Love Wins by Rob Bell is a controversial book that has had Rob Bell’s orthodoxy as a conservative Christian scholar in serious question. The hype about it was all how Rob Bell is this universalist or post-mortem evangelicalism scholar who is trying to add on to what the beloved Bible truly has revealed about Heaven and Hell. At least this is what I have seen from fundamentalist Christians. So I went into it saying to myself how this is so great that Rob Bell is a liberal scholar who promotes universalism. I left the book rather disappointed.
Rob Bell is not a universalist. And contrary to popular opinion, he doesn’t even deny the existence of Hell. Or Heaven for that matter. Admittedly, Bell does not go along with a popular traditional view of Hell as some sort of fiery inferno of eschatological doom which actually would be consistent with certain versions of universalism as well as the traditional eternal torment Hell and annihilationism. But Bell never denies the existence of Hell. He believes that people can experience Hell now and in the afterlife and that people can experience Heaven not just now but also in the afterlife.
In addition to this, Bell takes on an agnostic approach as to who exactly ends up in Hell and in Heaven and what-not. Bell seems to suggest that not just Christians but non-Christians will end up in Heaven. Bell also suggests that Hell will be a mixture too. For him, Heaven seems to be full of unexpected surprises and for the most part, it will be the people whom we expect the least who will end up in Heaven. He does this by analyzing some of the parables of Jesus and finding how a common theme seems to be that the rich king goes and collects the beggars off the street and brings them to his party. There is also the parable of “The Rich Man and Lazarus” that he sees a reversal of fortune in as well as the parable of “The Prodigal Son”. He even uses Jesus’s statement about the right hand and left hand paths to prove his point that Heaven is going to be a surprise.
Bell points out things in the Bible that I never would have thought of before. For instance, the man who wanted to know what eternal life was doesn’t try to do anything to get eternal life indicating that the Jews at this time did not quite interpret eternal life the same way that we do.

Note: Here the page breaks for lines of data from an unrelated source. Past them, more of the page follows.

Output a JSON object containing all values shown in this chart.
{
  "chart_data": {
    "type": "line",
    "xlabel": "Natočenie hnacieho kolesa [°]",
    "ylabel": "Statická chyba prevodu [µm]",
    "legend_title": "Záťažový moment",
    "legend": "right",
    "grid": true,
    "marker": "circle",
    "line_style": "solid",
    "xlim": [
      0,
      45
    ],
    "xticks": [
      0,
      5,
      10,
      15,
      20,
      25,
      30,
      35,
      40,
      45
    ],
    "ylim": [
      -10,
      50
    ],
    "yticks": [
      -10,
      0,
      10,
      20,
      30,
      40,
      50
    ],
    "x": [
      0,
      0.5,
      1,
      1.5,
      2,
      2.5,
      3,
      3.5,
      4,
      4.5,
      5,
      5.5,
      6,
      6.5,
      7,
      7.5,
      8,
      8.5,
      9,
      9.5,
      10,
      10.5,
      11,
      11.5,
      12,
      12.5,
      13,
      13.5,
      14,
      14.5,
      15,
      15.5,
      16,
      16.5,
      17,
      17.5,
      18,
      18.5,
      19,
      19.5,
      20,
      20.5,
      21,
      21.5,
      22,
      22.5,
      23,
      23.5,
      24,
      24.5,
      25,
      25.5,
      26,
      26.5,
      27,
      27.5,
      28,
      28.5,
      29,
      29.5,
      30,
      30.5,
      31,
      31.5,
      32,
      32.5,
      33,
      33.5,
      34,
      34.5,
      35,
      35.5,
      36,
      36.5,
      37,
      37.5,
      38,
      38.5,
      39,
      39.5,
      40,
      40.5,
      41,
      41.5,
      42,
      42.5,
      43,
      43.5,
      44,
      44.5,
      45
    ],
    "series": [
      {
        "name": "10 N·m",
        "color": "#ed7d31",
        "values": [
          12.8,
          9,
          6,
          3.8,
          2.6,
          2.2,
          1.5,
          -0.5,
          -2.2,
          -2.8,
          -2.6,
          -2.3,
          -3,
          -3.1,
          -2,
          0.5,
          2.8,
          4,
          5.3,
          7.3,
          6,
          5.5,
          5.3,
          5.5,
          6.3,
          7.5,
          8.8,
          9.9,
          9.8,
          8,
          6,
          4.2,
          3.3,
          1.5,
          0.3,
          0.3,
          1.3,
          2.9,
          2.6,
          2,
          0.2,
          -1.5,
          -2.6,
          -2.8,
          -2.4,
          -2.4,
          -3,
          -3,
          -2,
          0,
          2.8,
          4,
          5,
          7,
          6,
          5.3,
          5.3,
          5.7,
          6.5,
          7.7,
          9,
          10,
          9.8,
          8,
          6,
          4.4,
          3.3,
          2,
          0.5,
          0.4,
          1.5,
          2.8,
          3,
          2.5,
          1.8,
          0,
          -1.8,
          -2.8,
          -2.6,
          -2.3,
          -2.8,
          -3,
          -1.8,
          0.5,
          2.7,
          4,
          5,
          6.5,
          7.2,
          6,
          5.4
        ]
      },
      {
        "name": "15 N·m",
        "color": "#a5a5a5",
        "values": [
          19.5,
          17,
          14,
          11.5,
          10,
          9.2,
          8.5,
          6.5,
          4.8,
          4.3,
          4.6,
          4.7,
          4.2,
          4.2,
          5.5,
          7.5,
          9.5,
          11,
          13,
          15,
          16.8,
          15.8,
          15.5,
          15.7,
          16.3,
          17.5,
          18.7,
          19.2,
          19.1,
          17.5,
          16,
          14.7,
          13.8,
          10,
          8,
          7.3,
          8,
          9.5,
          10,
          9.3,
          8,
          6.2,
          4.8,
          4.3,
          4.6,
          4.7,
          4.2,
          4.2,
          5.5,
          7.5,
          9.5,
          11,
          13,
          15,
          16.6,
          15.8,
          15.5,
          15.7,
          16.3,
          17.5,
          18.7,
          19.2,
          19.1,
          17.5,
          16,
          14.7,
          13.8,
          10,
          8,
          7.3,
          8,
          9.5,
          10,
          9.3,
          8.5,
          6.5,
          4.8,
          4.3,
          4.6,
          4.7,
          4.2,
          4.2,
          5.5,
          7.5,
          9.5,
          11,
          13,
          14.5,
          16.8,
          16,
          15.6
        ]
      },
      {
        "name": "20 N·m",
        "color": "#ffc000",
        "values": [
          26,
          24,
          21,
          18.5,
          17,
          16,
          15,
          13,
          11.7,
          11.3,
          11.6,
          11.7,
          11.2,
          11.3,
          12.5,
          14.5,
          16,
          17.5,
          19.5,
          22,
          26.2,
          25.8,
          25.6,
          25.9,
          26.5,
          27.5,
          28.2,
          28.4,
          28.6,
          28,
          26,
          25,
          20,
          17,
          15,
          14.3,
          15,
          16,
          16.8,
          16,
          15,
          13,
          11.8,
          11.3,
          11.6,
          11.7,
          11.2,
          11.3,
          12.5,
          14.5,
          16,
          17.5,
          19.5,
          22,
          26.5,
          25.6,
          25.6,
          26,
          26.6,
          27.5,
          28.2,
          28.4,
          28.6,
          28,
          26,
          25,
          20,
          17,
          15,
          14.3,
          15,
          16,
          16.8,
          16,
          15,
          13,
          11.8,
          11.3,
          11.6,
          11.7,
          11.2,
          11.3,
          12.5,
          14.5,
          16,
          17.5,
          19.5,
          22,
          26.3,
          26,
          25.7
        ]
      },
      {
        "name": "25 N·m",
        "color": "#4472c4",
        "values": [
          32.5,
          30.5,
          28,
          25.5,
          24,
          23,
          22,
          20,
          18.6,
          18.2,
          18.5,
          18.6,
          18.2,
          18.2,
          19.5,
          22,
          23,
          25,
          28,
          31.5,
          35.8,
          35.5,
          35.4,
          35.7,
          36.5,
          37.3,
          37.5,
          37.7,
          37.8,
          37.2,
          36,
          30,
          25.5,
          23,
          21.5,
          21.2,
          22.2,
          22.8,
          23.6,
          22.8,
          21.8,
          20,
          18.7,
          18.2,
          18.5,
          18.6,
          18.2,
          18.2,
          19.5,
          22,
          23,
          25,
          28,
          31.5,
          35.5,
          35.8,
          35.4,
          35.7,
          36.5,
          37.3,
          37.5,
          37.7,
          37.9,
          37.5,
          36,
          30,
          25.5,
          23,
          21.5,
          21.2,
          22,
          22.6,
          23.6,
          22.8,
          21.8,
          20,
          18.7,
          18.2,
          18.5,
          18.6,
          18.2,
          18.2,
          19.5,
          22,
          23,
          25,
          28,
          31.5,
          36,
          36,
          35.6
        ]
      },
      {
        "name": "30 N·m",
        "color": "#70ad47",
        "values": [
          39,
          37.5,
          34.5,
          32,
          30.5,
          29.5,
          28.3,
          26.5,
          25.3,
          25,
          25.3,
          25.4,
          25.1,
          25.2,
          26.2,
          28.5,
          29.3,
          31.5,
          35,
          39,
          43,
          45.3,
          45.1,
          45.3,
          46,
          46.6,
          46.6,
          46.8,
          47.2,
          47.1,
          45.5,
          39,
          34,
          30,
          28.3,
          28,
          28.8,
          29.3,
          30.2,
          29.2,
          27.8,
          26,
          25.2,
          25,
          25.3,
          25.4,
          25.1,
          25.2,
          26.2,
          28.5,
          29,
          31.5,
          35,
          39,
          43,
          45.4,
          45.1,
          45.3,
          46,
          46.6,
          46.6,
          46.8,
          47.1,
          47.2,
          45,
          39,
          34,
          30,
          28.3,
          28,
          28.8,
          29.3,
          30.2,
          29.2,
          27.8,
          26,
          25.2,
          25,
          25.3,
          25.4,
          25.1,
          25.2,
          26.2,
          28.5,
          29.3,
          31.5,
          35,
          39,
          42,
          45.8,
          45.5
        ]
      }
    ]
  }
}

Finally, Bell concludes that Heaven is ultimately accepting God’s story about us. We can experience now or later or never. Hell is rejecting what God has to say about our story. We can experience Hell now or later or never. When we disobey God, we get Hell. When we do what God wants, we get Heaven. There are plenty of versions of Jesus out there that should be rejected. Bell has sympathy for those who reject God because of what Christians have done in God’s name.
Bell’s book is good but I was disappointed that it came out way too much on the conservative side of theology but I admire Bell for doing the research and the thinking required to make this book. This book is intended to be used for serious discussions on the issue. I would hesitate to show to an overtly fundamentalist Christian that believes that God’s wrath is “do or die” time or “lay down the force of law”. Bell appears to reject the penal substitutionary atonement doctrine in this book so that may cause some evangelicals to stir uncomfortably for a bit. Overall, a decent and thought provoking book, but not necessarily my primary style. A different spin and I would have preferred more footnotes and citations.